I'm still cranky, and still recovering my strength: staying home from school today, which turns out to be just as well, since Marcela is giving a test. Status quo.
I've been watching the firestorm of protest about the Muslim community center a couple blocks from Ground Zero in New York City, which is a pretty sickening debate for someone who holds the First Amendment as a principle rather than a hidden instruction from the Framers that schools need to teach creationism. It's an obvious step for the GOP: I've said for years that the party's pillars are racism, misogyny, and homophobia, and they've recently been losing on the latter two. A recent CNN/Time poll (pdf) claims that 49% of Americans think gays "have a constitutional right to get married and have their marriage recognized by law as valid," while 68% oppose the mosque.
(Does anyone else remember when (1) men piercing our ears was a big deal, and (2) you couldn't get your right ear pierced because that meant you were gay, and (3) that was bad?)
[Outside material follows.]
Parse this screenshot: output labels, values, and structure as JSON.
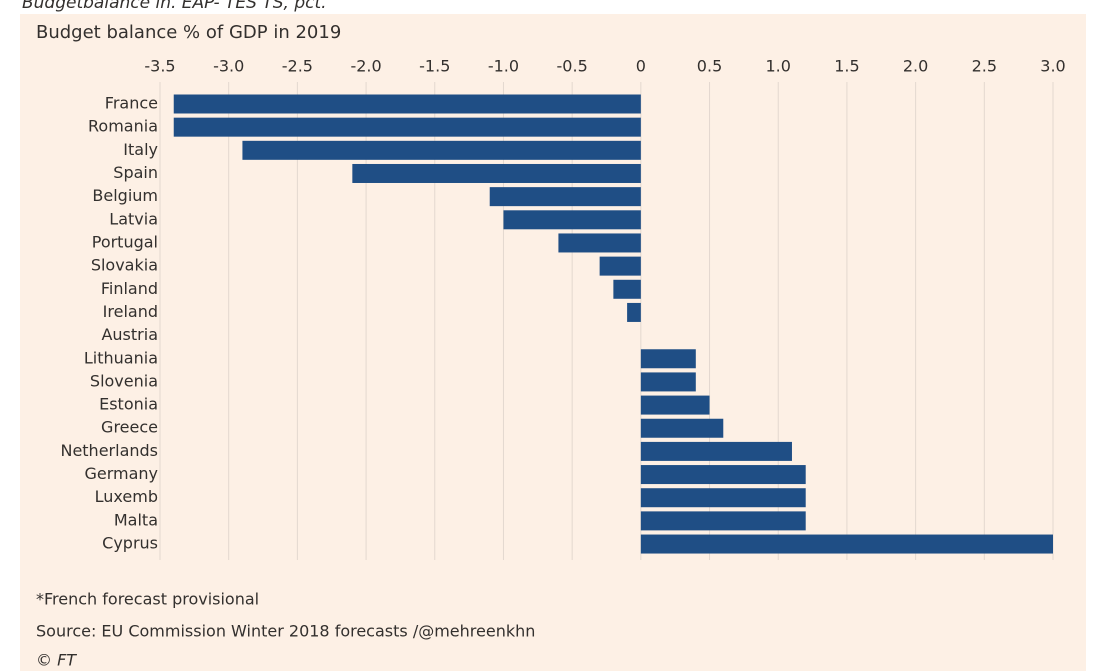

Anyway, the relevant story.
At Danger, my team named our software releases after drinks, in alphabetical order: Absinthe, Bellini, Cosmopolitan, Daiquiri, Everclear. (I didn't say they were good drinks, and we did pay the price, since the named drink was the primary beverage at the release party .) We got to K, and the logical name was Kamikaze, a potent and tasty get-drunk-fast choice of college students everywhere.
The suits on the third floor heard about it, and sent a rare dictum downstairs that we had to change the name. Why? Danger's hardware was made by the Japanese company Sharp, and kamikaze in Japanese is not a drink.
No one likes mandates from the suits (because they're almost always wrong), and in Danger's autonomous engineering department, this produced a lot of grumbling. I had the unpopular (and disagreed-with) opinion that it was actually a fine decision. The suits' job was to manage our partner relationships, and Japan, to put it generously, is still processing its World War 2 experience. As Americans, full of indelible arrogance and optimism and living in the world's most powerful nation, it's often hard for us to imagine a long-running, deeply-held sore spot, especially now that no one claims we could have won in Vietnam if only we'd tried harder.
But the sign at the border going from Chile into Argentina says "The Falklands are Argentine!", and Bolivia is still pissed at Chile for leaving Bolivia landlocked after their war 125 years ago.
At any rate, I was sad to not call it "Kamikaze," but it seemed like a fine choice to change it. Unlike Muslims in New York City, we don't actually have a First Amendment right to name our software releases whatever we want.